I was so discouraged. Not only had all my work been in vain, but I could not accept that, despite the great domestic violence law, the women who’d called the helpline and stayed in the shelter were likely to continue suffering. And millions of women across India were likely to continue suffering.

For reasons that will take too long for me to explain now, AJWS moved me to a different Indian organization in Delhi. This one researched implementation of public service programs like NGO1’s and made policy recommendations to the government based on that research. They also worked on gender equality. My work for this organization was mostly writing. What I liked the most about this organization was their 2nd mission, to stop domestic violence in a way that is actually working. The Delhi organization headed efforts to challenge India’s patriarchy by working with young men to change their attitudes and behavior in a program I will refer to as NGO2. With the help of local partners in villages, NGO2 identified young men who seemed to be already questioning the patriarchal system. NGO2 would work with these men to see how gender equality could improve the lives of their sisters, mothers, wives, and daughters, as well as themselves. Once convinced, these young men would bring their peers to weekly group meetings, where they would have discussions and training about gender equality. Gradually the groups would share with each other that they had stopped beating their wives, started sending their daughters to school, were now inviting the women in their families to eat meals with the men, playing with their daughters, and helping their wives with housework. I watched videos of the men and their wives describing how their new attitudes had completely transformed their lives. These groups would then do outreach campaigns in their villages, trying to reach more and more men. And they actually did. Initially, the other village men thought they were behaving strangely, but gradually, they started to question patriarchy too.

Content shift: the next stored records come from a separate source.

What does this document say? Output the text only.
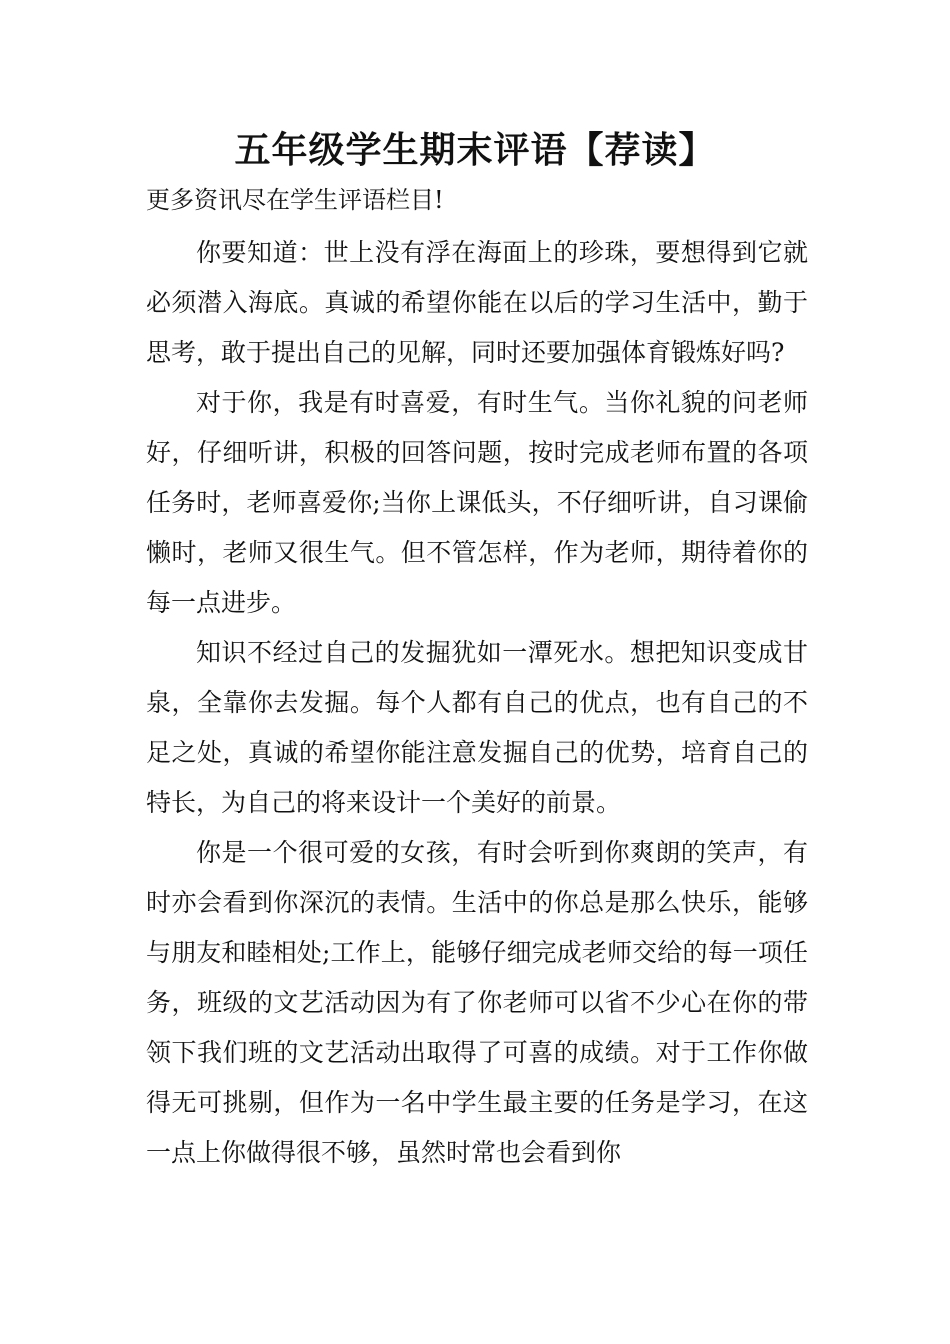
五年级学生期末评语【荐读】

更多资讯尽在学生评语栏目!

你要知道：世上没有浮在海面上的珍珠，要想得到它就必须潜入海底。真诚的希望你能在以后的学习生活中，勤于思考，敢于提出自己的见解，同时还要加强体育锻炼好吗?

对于你，我是有时喜爱，有时生气。当你礼貌的问老师好，仔细听讲，积极的回答问题，按时完成老师布置的各项任务时，老师喜爱你;当你上课低头，不仔细听讲，自习课偷懒时，老师又很生气。但不管怎样，作为老师，期待着你的每一点进步。

知识不经过自己的发掘犹如一潭死水。想把知识变成甘泉，全靠你去发掘。每个人都有自己的优点，也有自己的不足之处，真诚的希望你能注意发掘自己的优势，培育自己的特长，为自己的将来设计一个美好的前景。

你是一个很可爱的女孩，有时会听到你爽朗的笑声，有时亦会看到你深沉的表情。生活中的你总是那么快乐，能够与朋友和睦相处;工作上，能够仔细完成老师交给的每一项任务，班级的文艺活动因为有了你老师可以省不少心在你的带领下我们班的文艺活动出取得了可喜的成绩。对于工作你做得无可挑剔，但作为一名中学生最主要的任务是学习，在这一点上你做得很不够，虽然时常也会看到你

This is just a tiny sliver of everything I learned and experienced in India. And it’s just a fraction of the work that AJWS supports in India and around the world. I want to thank the synagogue and those of you who contributed to AJWS on my behalf for helping me get to India and for being a part of these incredible efforts for human rights and development.


Sophia's talk was followed by an enthusiastic round of applause, a series of thoughtful questions from our congregants.  As Rabbi Schwartz put it, in this season of light, Sophia has spoken to us about how she shared her own light with others in need, and everyone present found her talk truly inspirational, a powerful example of tikkun olam from one of our own, to make us all very proud.